Il Papa ci invita a guardare l’uomo, ogni uomo (non corriamo subito alla valutazione morale, non scivoliamo in quel giudizio travestito di oggettività che si chiama pregiudizio), come una benedizione, un bene per me, un bene per il mondo. Quando si vive la propria fede come una serie di comportamenti, come un luogo per ricercare un’accettazione sociale, come oppio per placare le paure profonde, non si possiede l’energia fondamentale dell’annuncio: la gioia.
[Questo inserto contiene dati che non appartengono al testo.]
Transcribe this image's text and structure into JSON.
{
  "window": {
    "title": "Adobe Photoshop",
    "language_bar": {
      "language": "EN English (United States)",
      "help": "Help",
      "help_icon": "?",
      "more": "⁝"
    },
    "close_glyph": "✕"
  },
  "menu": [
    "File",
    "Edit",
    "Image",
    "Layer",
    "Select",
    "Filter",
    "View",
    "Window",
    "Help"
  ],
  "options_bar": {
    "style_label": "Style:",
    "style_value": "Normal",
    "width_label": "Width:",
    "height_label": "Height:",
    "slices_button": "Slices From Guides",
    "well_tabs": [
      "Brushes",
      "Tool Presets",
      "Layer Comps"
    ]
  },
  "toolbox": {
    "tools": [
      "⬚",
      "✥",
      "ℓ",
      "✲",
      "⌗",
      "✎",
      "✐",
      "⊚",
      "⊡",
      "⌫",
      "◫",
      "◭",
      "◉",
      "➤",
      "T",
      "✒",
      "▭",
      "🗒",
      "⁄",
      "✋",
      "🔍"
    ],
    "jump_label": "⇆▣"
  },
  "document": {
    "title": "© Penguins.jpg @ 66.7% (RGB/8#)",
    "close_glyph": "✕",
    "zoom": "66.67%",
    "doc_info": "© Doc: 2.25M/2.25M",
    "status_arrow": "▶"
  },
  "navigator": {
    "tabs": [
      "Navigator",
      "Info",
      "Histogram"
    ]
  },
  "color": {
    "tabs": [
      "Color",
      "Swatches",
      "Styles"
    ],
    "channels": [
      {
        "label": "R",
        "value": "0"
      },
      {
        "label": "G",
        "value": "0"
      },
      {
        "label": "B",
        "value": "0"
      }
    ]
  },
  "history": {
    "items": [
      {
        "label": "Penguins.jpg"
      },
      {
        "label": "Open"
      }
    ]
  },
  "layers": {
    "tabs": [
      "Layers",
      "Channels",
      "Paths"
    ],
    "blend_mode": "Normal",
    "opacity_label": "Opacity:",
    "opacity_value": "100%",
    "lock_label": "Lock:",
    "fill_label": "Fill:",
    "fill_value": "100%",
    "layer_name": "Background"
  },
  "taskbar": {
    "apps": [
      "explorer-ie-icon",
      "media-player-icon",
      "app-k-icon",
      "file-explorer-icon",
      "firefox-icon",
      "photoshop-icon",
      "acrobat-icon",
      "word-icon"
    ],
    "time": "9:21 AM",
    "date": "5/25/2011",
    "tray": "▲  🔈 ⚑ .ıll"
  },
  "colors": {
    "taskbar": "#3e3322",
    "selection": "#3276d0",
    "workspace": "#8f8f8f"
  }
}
Il cristianesimo diventa la scelta del “no” piuttosto che quella del “sì”. Questi cristiani del “capretto” (così li chiamano con riferimento alla parabola del Padre misericordioso, conosciuta anche come parabola del figliol prodigo) tendono a ridurre il cristianesimo alla loro sensibilità e cogliere il messaggio di Cristo in modo parziale. Penso che abbiate notato anche voi come ci si fissa su alcuni peccati o alcune vie (quelle che corrispondono più alla propria sensibilità o debolezza) trascurando tanti altri aspetti. Così c’è chi sottolinea soprattutto gli aspetti sociali, chi quelli educativi, chi quelli spirituali e così via. Tutta questa “struttura” appesantisce e toglie lo slancio che è proprio di Dio e del suo amore.
Gesù ci ha insegnato lo stile di Dio. Anche di fronte a peccatori pubblici ha colto l’amore che, in modo sbagliato, hanno cercato. A volte quando mi trovo con giovani che hanno commesso vari errori, mi rendo conto che dietro a questo loro sbagliare c’era una ricerca vera, in molti casi sincera, di felicità. Hanno poi sbagliato la strada ma il modo migliore per aiutarli è proprio partire da questa sincera ricerca di gioia.
Questo è quell’accompagnare, quel riscaldare il cuore, quella vicinanza, quella prossimità di cui ci parla il Papa.
Sono 25 anni che confesso e direi che proprio questo ministero mi ha educato a questo stile. Ogni persona va presa sul serio, va accolta ed aiutata. Come dice il Pontefice vi sono molti modi per lavarsi le mani dinanzi all’altro. Il rigorismo e il lassismo (figlio del relativismo) sono entrambi modi per non farsi carico di chi si ha di fronte.